Human Rights Watch released a report yesterday calling on foreign governments to prosecute President George W. Bush and other officials in his administration — including Vice President Cheney — for authorizing torture on suspected terrorists if the Obama administration fails to investigate. In an interview with France 24 today, the report’s author Reed Brody said Bush’s explaination that his lawyers said authorizing waterboarding was OK is “not a legal defense,” adding that according to his report, the Bush White House was actually complicit in the Justice Department’s authorizing torture:
BRODY: What we show in this report is that the justifications presented or prepared by the Justice Department were not arm’s length independent analyses. What we show in this report is that led by Vice President Dick Cheney and his chief lawyer, the administration actually went to the Justice Department and put pressure on the Justice Department. [...] They were complicit. [...] What we are saying is that there are grounds to believe that there was a conspiracy.

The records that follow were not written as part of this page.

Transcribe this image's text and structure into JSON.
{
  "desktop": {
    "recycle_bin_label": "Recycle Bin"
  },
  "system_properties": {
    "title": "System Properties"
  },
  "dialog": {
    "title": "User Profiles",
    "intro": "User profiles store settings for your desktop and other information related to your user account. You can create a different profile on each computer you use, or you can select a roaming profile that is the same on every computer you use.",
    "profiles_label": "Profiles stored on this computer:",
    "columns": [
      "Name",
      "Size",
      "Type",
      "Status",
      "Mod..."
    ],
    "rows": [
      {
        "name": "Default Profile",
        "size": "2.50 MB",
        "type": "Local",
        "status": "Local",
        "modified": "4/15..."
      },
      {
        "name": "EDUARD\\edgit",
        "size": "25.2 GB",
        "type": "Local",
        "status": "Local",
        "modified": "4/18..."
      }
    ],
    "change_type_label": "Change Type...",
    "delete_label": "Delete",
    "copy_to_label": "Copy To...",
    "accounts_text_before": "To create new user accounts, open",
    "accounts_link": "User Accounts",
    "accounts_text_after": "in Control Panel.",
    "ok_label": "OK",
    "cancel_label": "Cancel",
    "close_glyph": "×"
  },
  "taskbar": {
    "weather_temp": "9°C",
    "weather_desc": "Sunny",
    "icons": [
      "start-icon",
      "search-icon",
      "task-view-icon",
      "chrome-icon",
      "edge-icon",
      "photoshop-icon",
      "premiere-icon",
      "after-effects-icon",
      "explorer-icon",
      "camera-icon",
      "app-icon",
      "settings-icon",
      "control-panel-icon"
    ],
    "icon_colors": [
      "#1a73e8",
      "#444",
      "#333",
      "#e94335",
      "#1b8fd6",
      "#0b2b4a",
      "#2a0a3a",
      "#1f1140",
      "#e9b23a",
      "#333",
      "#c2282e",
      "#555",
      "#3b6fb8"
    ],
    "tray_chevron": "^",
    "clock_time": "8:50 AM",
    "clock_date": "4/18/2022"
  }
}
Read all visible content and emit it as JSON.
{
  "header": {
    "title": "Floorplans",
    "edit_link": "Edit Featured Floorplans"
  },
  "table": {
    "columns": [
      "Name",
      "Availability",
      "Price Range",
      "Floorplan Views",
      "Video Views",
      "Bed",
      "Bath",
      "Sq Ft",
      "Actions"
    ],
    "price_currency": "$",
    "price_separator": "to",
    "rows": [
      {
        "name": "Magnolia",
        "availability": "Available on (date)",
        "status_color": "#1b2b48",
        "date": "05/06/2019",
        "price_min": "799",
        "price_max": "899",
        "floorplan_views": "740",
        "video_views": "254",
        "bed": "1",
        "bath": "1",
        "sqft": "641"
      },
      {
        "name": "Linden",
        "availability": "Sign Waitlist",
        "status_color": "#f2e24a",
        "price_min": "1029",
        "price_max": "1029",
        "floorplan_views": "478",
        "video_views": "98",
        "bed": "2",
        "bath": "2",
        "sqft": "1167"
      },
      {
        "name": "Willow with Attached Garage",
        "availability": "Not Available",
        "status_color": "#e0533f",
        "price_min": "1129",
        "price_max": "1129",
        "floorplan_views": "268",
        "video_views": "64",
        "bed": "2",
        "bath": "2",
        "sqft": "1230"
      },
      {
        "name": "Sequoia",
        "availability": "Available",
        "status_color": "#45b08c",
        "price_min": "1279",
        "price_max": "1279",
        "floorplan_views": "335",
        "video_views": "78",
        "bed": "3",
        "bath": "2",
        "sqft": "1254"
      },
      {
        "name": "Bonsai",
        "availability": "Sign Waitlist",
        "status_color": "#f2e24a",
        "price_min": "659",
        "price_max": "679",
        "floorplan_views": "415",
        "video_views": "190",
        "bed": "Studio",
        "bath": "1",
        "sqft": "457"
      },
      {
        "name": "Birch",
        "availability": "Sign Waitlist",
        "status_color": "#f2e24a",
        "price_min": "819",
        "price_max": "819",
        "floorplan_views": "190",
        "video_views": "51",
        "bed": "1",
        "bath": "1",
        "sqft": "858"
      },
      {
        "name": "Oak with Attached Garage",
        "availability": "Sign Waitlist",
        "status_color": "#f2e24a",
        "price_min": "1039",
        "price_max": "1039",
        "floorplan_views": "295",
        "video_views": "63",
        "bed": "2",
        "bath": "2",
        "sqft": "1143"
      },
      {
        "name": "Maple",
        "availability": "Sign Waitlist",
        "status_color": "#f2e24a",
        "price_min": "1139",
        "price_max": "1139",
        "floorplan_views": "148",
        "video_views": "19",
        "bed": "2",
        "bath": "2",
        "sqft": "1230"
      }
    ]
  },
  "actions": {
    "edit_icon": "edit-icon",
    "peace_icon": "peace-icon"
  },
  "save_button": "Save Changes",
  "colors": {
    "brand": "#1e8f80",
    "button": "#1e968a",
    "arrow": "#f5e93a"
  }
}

Brody also noted the importance of prosecuting torture. He said that while President Obama has rightly abandoned the Bush administration’s torture regime, he added that failure to prosecute it treats it as a policy choice that can be repeated, not a crime to be punished:
BRODY: President Obama is treating torture as a policy choice not as a crime. So, President Obama to his credit has stopped authorizing torture, has disbanded the program of secret prisons but those decisions are easily reversible and very fragile. It’s like a loaded gun that’s on the table: “I’m not going to do it but maybe the next guy is going to do it.”
Watch the France 24 interview:
The HRW also calls for an “independent, nonpartisan commission, along the lines of the 9-11 Commission” in order to “make recommendations to ensure that the systematic abuses of the Bush administration are not repeated.”
Earlier this year, Bush canceled a trip to Switzerland reportedly fearing that legal action would be taken against him for authorizing torture.